Монастырь их и рассматривал… О чём были сны у других — не знаю, а свои собственные меня тогда ещё не посещали.
Где-то шли жестокие бои со страшными потерями в "живой силе и технике", где-то советская армия оставляла город за городом врагам, а монастырские пролетарии спали! Для кого война начата, спросить вас!?
А тут ещё добавилось веселья: в одну из келий каким-то чудом вернулся из "мест лишения свободы" гражданин известного покроя. Кто, откуда и для чего выпустил его в тревожное время — этого, по причине малого возраста и, следовательно, полного отсутствия любопытства, не мог выяснить. Да и нужно ли было мне знать? Нет. Хватало того, что недавний "страдалец", выкушав посудину "белой головки", принимался "учить уму-разуму" половину с попутным выяснением "измены с другими в его отсутствие". И это меня не волновало: "что такое "измена"? Кто, что и на что менял? Мальчишки менялись меж собой чем угодно, но чтобы кто-то и кого-то бил "за мену" — непонятно.
— Радость у Нюшки: "сам" вернулся! Хотя он и говно, уголовник, пьянь и сволочь, но оно "моё" говно, и оно у меня есть! — об этом Нюшка и оповещала женскую половину монастыря.

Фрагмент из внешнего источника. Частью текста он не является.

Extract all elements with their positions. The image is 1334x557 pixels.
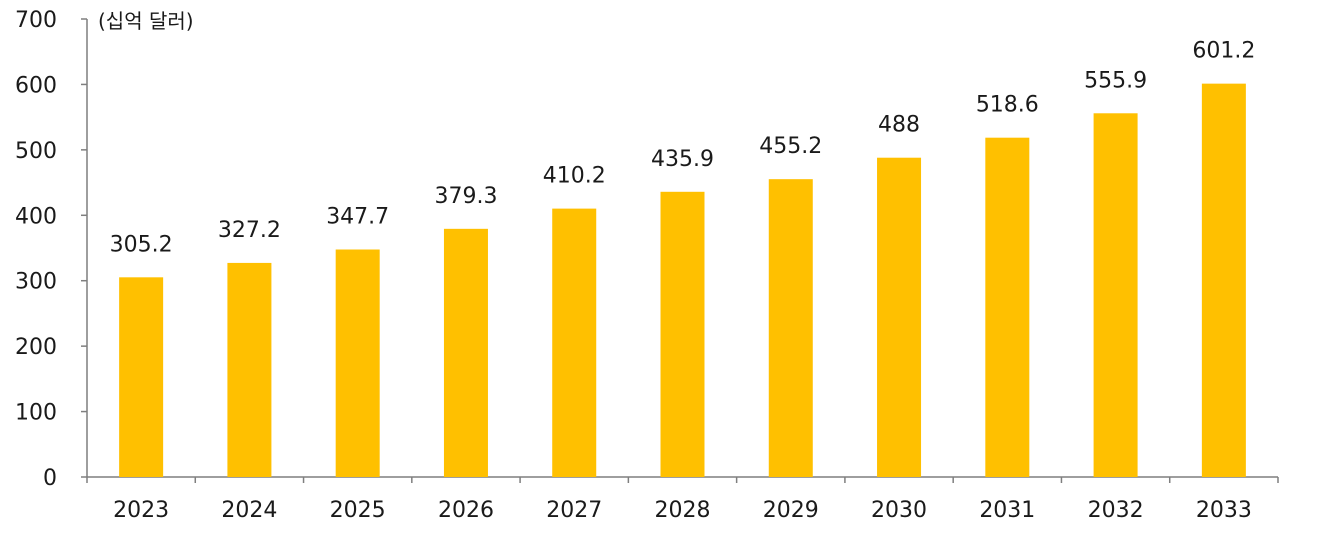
y-tick-label: 200 <box>15 335 57 360</box>
data-label: 327.2 <box>218 218 281 243</box>
data-label: 601.2 <box>1192 39 1255 64</box>
bar <box>227 262 272 477</box>
bar <box>443 228 488 477</box>
bar <box>877 157 922 478</box>
data-label: 555.9 <box>1084 68 1147 93</box>
data-label: 455.2 <box>759 134 822 159</box>
data-label: 435.9 <box>651 147 714 172</box>
x-tick-label: 2028 <box>655 498 711 523</box>
y-tick-label: 100 <box>15 401 57 426</box>
data-label: 305.2 <box>110 232 173 257</box>
x-tick-label: 2025 <box>330 498 386 523</box>
data-label: 488 <box>878 113 920 138</box>
x-tick-label: 2030 <box>871 498 927 523</box>
y-tick-label: 0 <box>43 466 57 491</box>
x-tick-label: 2024 <box>221 498 277 523</box>
data-label: 379.3 <box>434 184 497 209</box>
bars <box>119 83 1246 478</box>
y-tick-label: 500 <box>15 139 57 164</box>
bar <box>335 249 380 477</box>
bar <box>768 179 813 478</box>
x-tick-label: 2026 <box>438 498 494 523</box>
data-labels: 305.2 327.2 347.7 379.3 410.2 435.9 455.2 488 51… <box>110 39 1256 258</box>
x-tick-label: 2032 <box>1088 498 1144 523</box>
x-tick-label: 2027 <box>546 498 602 523</box>
x-tick-label: 2033 <box>1196 498 1252 523</box>
y-axis: 0 100 200 300 400 500 600 700 <box>15 8 88 491</box>
y-tick-label: 700 <box>15 8 57 33</box>
x-axis: 2023 2024 2025 2026 2027 2028 2029 2030 2031 2032… <box>86 476 1279 523</box>
y-tick-label: 300 <box>15 270 57 295</box>
bar <box>660 191 705 477</box>
x-tick-label: 2029 <box>763 498 819 523</box>
data-label: 410.2 <box>543 164 606 189</box>
y-tick-label: 400 <box>15 204 57 229</box>
bar <box>1093 113 1138 478</box>
y-unit-label: (십억 달러) <box>98 9 194 33</box>
bar <box>119 277 164 477</box>
y-tick-label: 600 <box>15 73 57 98</box>
data-label: 518.6 <box>976 93 1039 118</box>
x-tick-label: 2023 <box>113 498 169 523</box>
x-tick-label: 2031 <box>979 498 1035 523</box>
bar <box>552 208 597 477</box>
bar <box>985 137 1030 477</box>
bar <box>1201 83 1246 477</box>
data-label: 347.7 <box>326 205 389 230</box>
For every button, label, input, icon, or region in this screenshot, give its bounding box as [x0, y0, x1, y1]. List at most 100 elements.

Ах, эти мои шесть лет! Неразумные шесть лет! Ничего не понимающие шесть лет!
Шестьдесят шесть лет — совсем другое дело, шестьдесят шесть лет чем-то заполнены. Неважно, какой информацией заполнены мои шесть, она одинакова для всех граждан "страны советов", и заполнялись годы информацией из одного источника с названием "КПСС".
Только совсем малая часть с названием "отщепенцы" знала больше, чем все остальные. Но знания "избранных" приносили больше риска, чем полное неведение истины остальными: с грамотных брали подписку:
— Откроешь лишний раз рот свой — сгинешь!
Хорошее время наступило: разрешено задавать любые вопросы прошлому.
Воспользуюсь "подарком Судьбы": кто и для чего выпустил уголовника из тюрьмы? Не лучше ли было оставить его врагам? По природе уголовной, он бы в последствии много врагам головной боли принёс! Пяток советских уголовников в тылу у немцев равнялись бы по вредности батальону советских солдат! Или враги без разговоров перебили бы их?